Religions invariably make claims about the world that contradict what science says is true, and so to be engaged in science you have to sort of remove your religious hat, no?
Amanda Glaze
I think that’s right. I love the term cognitive apartheid. Look at people like Francis Collins, the director of the National Institutes of Health, who is a Christian and says openly that he wishes that science would not contradict what the Bible says, but it does and he recognizes that, and he still chooses to be a believer.
Sean Illing
Neil deGrasse Tyson likes to say that the great thing about science is that it's true whether you believe it or not. The trouble with this kind of scientific illiteracy is that it genuinely harms these students, who cannot succeed in a society based on science and technology if they don’t understand it.
Amanda Glaze
It’s crucial.
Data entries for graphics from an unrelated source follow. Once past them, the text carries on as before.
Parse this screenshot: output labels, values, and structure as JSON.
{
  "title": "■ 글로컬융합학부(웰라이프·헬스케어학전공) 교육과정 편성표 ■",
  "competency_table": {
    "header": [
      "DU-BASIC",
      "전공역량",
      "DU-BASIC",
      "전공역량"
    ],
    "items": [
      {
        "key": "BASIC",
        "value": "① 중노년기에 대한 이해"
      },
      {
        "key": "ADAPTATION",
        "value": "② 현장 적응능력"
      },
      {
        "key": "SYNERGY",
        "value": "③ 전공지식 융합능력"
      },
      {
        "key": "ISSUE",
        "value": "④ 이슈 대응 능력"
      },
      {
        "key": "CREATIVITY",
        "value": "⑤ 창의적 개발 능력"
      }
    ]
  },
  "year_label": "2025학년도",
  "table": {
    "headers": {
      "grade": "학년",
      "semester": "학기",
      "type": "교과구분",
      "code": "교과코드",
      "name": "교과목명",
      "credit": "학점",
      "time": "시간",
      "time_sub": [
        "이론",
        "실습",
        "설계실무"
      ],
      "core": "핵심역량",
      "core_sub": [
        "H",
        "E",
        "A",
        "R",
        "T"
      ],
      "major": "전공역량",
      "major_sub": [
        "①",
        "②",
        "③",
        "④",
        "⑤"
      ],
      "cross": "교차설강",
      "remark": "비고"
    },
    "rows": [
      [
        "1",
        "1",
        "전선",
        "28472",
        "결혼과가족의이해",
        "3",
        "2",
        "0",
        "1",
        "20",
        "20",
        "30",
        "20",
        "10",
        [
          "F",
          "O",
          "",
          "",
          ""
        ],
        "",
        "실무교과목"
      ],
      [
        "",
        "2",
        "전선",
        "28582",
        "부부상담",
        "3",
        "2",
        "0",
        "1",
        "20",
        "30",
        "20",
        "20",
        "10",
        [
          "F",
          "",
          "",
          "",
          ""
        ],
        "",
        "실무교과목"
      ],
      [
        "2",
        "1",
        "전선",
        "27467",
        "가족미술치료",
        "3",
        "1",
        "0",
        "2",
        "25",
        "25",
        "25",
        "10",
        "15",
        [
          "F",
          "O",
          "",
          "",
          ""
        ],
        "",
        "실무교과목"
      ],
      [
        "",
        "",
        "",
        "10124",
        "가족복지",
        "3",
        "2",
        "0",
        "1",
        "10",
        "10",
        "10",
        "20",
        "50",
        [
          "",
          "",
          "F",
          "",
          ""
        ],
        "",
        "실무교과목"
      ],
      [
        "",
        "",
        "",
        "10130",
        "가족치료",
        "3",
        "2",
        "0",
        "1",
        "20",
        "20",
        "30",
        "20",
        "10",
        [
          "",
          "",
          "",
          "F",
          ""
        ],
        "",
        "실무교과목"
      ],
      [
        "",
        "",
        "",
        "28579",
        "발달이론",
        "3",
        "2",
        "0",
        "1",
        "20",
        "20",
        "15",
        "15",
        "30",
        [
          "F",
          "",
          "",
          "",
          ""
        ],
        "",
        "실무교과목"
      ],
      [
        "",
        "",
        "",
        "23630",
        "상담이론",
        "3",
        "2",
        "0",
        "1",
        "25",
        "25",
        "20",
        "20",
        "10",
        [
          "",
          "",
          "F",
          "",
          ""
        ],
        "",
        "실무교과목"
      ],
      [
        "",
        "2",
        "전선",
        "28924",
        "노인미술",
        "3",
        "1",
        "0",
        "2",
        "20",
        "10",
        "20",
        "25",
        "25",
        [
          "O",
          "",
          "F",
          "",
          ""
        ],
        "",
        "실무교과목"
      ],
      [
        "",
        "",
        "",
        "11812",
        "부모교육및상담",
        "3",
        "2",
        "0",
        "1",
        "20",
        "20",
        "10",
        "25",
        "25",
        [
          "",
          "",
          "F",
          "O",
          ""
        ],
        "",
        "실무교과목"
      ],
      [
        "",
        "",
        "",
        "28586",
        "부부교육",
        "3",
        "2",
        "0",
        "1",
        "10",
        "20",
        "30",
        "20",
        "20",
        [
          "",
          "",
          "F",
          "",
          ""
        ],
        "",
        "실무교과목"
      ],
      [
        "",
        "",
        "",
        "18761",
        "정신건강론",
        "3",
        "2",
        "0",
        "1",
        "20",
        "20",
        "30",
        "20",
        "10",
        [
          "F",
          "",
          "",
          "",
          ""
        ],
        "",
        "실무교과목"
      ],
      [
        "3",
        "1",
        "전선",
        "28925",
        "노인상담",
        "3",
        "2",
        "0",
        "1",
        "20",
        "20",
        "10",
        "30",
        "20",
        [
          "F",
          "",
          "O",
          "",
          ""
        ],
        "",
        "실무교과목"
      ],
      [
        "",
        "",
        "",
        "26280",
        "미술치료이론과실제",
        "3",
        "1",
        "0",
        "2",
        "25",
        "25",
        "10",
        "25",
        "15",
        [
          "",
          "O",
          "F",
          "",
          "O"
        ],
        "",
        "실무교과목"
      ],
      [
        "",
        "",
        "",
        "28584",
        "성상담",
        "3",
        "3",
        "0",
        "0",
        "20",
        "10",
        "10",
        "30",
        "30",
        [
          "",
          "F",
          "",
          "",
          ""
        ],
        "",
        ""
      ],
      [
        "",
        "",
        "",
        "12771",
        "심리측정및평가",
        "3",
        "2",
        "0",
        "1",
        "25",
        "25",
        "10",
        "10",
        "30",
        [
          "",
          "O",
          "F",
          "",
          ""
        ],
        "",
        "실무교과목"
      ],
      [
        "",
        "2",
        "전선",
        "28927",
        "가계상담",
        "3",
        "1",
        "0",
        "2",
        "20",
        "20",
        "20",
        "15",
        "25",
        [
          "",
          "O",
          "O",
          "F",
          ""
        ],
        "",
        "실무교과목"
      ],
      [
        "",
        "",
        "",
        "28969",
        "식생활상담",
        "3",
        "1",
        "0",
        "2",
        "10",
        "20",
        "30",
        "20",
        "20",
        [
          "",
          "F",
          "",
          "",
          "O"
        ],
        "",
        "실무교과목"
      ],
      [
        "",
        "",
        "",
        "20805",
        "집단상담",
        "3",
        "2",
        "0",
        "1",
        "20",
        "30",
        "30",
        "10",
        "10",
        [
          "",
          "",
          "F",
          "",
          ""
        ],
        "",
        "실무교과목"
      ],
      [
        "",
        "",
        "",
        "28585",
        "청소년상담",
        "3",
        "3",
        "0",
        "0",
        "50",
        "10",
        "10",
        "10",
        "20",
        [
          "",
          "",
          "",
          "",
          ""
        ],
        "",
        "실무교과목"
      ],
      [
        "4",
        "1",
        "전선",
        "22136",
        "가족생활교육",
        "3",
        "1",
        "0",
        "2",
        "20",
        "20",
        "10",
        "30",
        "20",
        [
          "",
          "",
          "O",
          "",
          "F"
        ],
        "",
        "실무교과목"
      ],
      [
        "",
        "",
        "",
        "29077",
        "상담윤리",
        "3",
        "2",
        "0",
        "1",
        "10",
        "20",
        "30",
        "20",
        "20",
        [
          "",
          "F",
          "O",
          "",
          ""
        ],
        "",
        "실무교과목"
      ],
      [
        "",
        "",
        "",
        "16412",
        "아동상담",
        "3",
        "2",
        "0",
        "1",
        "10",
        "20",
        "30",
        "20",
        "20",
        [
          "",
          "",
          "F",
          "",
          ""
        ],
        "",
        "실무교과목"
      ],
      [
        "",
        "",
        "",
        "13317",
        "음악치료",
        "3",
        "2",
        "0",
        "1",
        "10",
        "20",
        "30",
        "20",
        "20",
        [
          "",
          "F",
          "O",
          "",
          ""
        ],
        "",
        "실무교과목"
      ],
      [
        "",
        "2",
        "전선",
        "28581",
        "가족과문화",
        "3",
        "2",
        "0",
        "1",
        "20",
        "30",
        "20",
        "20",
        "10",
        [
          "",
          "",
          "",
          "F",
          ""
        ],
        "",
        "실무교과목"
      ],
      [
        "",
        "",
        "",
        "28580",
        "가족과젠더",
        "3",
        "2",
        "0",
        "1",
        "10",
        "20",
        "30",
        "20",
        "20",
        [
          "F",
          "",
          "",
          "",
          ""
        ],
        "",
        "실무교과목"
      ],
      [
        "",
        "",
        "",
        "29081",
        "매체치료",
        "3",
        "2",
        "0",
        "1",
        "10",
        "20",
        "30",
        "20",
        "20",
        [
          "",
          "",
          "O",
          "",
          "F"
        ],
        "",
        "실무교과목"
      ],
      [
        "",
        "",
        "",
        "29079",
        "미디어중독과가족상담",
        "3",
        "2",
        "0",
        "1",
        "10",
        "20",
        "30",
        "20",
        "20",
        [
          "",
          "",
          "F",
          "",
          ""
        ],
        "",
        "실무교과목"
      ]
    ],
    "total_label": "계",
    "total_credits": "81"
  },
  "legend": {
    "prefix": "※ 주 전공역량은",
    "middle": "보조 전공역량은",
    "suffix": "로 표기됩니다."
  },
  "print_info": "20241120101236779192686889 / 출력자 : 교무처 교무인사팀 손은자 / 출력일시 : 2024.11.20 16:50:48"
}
And that’s why I tell people this is not a fight for evolution per se. I mean, evolution is a mechanism by which I work with people because if we can hit the most controversial points in the places where they are the most controversial, we can get to that level of conceptual change.
Then imagine what we can do in the places where it's not as resistant, where it's not as vocal, where it's not as taboo. This is a war for science literacy.
Sean Illing
Well, you’ve been in the trenches for a long time. Are you hopeful that this won’t be an issue in 10 or 20 years?
Amanda Glaze
I am very hopeful — some may say naively so. But I know that I personally went through this experience and I came out pretty much undamaged. It was not an easy process converting my worldview from a more literalist interpretation to a more scientific worldview.
A lot of the work that I’m doing right now involves culturally responsive teaching: How do you keep the topic in productive places? How do you navigate these conversations even though there may be conflict, even though there may be some discomfort there?
These are conversations that need to be had, and we’re pounding the pavement on the frontline down here.